The Board of Directors of the Company, by Resolution 1/2023 (19.VII.) decided – subject to a contingent condition – on
- the acquisition of 100% of the shares of Wallis Autómegosztó Zrt. (registered seat: 1033 Budapest, Kórház utca 6 12.; company registration number: 01-10-141923) by way of contributions of the shareholders of this company of their shares in the company to AutoWallis Nyrt. in exchange for which the shareholders will acquire new shares to be issued by the Company (the “Contribution Agreement”).
- the increase the share capital of the Company in respect of the Contribution Agreement by 50,750,906 new dematerialised ordinary shares of Series “C” with a nominal value of HUF 12.50 per share and an issue price of HUF 96.55 per share, taking into account the average share price on the stock exchange on the 30 calendar days preceding the decision. As a result, the Company’s share capital will increase from HUF 5,528,612,525 to HUF 6,162,998,850, with an amount of HUF 634,386,325, while the remaining amount of HUF 4,265,613,675 will be transferred to the Company’s capital reserve (“Capital Increase”).
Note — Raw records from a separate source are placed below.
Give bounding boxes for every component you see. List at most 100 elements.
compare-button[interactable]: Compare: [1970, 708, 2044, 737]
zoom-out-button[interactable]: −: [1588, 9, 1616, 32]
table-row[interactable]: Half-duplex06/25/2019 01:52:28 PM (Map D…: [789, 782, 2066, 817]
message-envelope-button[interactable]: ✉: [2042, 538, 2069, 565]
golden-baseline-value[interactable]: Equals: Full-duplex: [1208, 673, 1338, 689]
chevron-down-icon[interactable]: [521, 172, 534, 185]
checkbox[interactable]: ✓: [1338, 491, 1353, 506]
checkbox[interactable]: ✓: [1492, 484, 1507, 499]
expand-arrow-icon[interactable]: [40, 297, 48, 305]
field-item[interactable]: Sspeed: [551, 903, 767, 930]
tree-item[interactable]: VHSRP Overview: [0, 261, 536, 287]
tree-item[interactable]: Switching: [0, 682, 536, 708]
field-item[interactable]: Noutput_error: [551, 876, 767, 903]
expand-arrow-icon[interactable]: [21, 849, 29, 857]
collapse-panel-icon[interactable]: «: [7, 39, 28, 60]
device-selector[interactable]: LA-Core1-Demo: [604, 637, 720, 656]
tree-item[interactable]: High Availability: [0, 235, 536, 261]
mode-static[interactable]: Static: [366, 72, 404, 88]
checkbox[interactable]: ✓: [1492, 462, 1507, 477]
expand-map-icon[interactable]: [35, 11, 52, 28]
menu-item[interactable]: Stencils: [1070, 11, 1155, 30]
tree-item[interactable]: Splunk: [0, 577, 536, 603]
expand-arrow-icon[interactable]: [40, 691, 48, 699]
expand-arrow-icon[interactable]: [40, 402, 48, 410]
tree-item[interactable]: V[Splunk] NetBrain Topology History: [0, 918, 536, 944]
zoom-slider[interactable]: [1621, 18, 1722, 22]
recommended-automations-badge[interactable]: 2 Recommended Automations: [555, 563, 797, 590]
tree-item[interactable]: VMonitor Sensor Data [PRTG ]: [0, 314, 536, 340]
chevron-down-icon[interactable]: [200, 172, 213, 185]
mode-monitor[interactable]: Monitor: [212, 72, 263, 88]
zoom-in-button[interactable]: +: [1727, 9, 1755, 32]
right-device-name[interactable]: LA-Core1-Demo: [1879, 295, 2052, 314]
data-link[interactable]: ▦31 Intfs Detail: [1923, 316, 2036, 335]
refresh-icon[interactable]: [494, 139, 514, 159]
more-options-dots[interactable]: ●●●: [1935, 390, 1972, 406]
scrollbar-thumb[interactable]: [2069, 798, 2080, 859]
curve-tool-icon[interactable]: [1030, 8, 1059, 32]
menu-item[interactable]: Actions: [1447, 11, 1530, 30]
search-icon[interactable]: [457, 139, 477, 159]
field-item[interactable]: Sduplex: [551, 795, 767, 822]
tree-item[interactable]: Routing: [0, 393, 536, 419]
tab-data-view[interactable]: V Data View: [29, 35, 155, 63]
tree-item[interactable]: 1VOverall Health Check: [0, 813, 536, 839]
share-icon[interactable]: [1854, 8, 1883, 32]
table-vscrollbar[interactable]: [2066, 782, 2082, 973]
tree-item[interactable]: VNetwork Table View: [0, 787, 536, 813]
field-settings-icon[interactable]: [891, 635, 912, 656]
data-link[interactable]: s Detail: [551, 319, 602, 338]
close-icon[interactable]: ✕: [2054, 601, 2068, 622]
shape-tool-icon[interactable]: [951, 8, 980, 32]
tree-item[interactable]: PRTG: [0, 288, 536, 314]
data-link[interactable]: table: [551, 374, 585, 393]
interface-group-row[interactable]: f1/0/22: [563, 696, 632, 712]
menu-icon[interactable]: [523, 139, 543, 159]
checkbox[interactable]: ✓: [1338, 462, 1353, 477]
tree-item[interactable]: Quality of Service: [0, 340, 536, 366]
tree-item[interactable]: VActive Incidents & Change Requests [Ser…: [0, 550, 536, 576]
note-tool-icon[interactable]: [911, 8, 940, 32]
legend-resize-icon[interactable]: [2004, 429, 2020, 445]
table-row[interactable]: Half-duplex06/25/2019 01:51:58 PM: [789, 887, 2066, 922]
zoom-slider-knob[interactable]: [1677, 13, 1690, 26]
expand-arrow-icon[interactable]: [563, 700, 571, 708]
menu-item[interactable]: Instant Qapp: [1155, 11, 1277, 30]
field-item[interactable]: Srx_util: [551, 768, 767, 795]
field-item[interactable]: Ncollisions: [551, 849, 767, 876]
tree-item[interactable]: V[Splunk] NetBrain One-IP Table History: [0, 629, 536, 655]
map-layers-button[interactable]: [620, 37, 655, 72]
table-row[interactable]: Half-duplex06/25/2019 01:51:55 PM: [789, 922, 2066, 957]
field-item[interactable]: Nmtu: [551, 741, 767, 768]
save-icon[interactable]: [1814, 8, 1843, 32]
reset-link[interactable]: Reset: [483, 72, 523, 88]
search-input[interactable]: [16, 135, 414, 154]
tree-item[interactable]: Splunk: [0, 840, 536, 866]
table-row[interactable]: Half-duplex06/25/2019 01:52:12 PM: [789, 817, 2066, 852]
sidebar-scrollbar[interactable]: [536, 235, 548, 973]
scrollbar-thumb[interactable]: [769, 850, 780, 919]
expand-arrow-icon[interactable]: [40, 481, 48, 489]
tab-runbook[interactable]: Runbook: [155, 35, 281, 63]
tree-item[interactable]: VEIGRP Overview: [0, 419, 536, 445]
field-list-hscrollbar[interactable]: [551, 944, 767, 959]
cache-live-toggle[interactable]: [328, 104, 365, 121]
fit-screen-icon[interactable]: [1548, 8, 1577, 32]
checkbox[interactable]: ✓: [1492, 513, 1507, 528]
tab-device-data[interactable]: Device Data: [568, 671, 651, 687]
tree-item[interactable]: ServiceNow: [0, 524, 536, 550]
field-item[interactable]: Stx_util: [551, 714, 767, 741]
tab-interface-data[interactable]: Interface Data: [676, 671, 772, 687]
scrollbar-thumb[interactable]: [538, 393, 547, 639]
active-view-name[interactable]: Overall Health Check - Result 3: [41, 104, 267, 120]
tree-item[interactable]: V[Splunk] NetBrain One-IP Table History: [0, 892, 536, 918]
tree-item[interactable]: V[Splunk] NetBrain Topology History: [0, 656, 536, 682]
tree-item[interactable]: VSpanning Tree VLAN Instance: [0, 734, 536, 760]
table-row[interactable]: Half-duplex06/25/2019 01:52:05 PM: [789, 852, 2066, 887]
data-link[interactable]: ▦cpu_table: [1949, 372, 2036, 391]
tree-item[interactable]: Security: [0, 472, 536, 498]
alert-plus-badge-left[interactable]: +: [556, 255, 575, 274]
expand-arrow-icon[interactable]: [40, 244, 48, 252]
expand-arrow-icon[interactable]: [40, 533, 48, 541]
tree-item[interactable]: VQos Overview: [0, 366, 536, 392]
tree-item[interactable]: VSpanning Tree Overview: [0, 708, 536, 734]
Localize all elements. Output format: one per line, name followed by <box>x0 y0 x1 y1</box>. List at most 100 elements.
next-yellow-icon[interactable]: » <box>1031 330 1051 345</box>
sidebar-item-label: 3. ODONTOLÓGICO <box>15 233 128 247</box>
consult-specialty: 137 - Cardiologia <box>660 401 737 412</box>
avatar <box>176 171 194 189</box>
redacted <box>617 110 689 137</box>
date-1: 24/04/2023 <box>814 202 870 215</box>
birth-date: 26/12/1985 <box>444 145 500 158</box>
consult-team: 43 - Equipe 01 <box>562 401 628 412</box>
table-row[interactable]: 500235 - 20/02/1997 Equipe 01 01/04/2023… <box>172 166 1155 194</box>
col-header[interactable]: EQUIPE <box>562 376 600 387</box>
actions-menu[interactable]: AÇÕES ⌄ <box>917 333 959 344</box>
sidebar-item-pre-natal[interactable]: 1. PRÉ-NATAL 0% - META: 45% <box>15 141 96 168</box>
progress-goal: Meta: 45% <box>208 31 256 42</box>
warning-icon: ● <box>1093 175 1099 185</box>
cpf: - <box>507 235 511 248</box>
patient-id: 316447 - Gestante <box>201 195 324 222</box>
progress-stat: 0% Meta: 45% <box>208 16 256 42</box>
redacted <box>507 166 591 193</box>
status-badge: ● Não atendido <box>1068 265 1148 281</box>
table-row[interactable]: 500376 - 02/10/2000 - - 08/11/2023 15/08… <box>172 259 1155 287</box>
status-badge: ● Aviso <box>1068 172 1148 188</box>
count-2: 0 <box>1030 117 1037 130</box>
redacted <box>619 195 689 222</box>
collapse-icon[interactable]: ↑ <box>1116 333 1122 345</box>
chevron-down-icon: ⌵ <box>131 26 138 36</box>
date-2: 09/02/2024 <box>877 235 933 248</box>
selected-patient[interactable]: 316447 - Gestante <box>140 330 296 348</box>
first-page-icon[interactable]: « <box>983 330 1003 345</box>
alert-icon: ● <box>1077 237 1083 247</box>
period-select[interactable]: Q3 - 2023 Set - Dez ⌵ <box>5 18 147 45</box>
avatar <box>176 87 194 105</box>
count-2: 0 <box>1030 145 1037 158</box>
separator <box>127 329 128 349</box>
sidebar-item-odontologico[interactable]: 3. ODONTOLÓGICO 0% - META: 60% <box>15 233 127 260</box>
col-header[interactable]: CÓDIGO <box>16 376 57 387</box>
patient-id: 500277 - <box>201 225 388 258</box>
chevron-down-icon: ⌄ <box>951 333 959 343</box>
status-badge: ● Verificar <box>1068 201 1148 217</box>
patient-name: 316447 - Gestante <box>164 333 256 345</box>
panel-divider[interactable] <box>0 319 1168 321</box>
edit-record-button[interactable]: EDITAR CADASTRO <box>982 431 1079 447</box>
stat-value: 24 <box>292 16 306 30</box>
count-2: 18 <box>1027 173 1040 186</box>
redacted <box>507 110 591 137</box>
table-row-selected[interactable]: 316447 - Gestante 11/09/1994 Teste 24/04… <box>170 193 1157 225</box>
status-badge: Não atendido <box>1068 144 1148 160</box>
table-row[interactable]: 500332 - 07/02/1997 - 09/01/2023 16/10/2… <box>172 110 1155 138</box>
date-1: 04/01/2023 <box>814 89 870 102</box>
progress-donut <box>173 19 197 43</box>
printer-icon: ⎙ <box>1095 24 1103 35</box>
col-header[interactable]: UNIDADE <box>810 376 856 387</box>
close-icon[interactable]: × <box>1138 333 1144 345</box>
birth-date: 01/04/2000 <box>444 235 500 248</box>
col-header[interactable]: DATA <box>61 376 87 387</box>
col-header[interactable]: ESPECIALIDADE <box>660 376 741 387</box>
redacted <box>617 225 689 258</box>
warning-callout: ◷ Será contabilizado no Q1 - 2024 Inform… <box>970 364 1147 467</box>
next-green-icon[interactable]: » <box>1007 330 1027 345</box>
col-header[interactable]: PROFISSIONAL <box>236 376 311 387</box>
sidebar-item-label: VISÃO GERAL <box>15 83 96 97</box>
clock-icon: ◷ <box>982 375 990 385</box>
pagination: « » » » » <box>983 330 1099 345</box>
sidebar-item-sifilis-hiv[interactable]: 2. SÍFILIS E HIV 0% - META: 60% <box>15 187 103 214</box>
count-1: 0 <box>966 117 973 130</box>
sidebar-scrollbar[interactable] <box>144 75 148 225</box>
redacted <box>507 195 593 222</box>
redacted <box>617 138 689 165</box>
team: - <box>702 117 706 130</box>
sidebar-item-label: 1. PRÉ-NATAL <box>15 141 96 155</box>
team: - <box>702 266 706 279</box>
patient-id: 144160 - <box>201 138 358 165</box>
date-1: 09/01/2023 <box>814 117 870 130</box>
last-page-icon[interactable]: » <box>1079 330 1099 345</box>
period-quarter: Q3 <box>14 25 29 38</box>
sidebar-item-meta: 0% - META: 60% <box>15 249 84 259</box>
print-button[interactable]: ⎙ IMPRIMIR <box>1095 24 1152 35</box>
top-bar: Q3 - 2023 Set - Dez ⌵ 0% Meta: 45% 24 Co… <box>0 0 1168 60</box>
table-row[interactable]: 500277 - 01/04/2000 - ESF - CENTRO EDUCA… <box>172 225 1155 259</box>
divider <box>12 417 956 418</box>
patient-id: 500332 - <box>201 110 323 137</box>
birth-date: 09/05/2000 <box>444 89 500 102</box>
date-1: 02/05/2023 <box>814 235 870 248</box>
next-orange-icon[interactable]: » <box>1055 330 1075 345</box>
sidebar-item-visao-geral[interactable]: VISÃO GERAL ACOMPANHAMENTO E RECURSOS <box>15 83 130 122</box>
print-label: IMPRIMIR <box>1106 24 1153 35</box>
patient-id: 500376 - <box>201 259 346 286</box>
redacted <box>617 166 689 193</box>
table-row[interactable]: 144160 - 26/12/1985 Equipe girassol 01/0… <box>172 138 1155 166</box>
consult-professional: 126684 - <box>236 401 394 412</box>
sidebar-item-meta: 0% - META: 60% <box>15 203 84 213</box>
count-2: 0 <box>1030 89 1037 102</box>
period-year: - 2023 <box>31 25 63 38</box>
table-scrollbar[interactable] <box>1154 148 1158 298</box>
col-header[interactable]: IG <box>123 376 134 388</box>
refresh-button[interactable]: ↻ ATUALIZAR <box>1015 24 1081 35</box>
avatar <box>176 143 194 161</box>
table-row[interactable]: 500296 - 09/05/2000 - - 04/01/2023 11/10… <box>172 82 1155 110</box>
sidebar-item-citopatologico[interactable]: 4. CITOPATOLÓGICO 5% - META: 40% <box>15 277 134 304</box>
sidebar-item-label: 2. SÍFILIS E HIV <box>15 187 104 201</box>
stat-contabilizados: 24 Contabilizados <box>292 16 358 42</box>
The closing of the Contribution Agreement has not yet taken place at the time of publication of this information. The closing of the Contribution Agreement is a prerequisite for the registration of the Capital Increase with the Companies Court and the issuance of new shares.
Upon closing of the Contribution Agreement, the new shares to be issued in the Capital Increase will be received by the sellers of Wallis Autómegosztó Zrt. (74.99% Wallis Asset Management Zrt., 21.39% Széchenyi Tőke Alap, 3.62% management).
Wallis Asset Management Zrt. is part of the Wallis Group, so the Wallis Group will further increase its influence in the Company in the event of the closing of the Contribution Agreement. Wallis Group will lock up the shares to be acquired in the Capital Increase for a period of 12 months.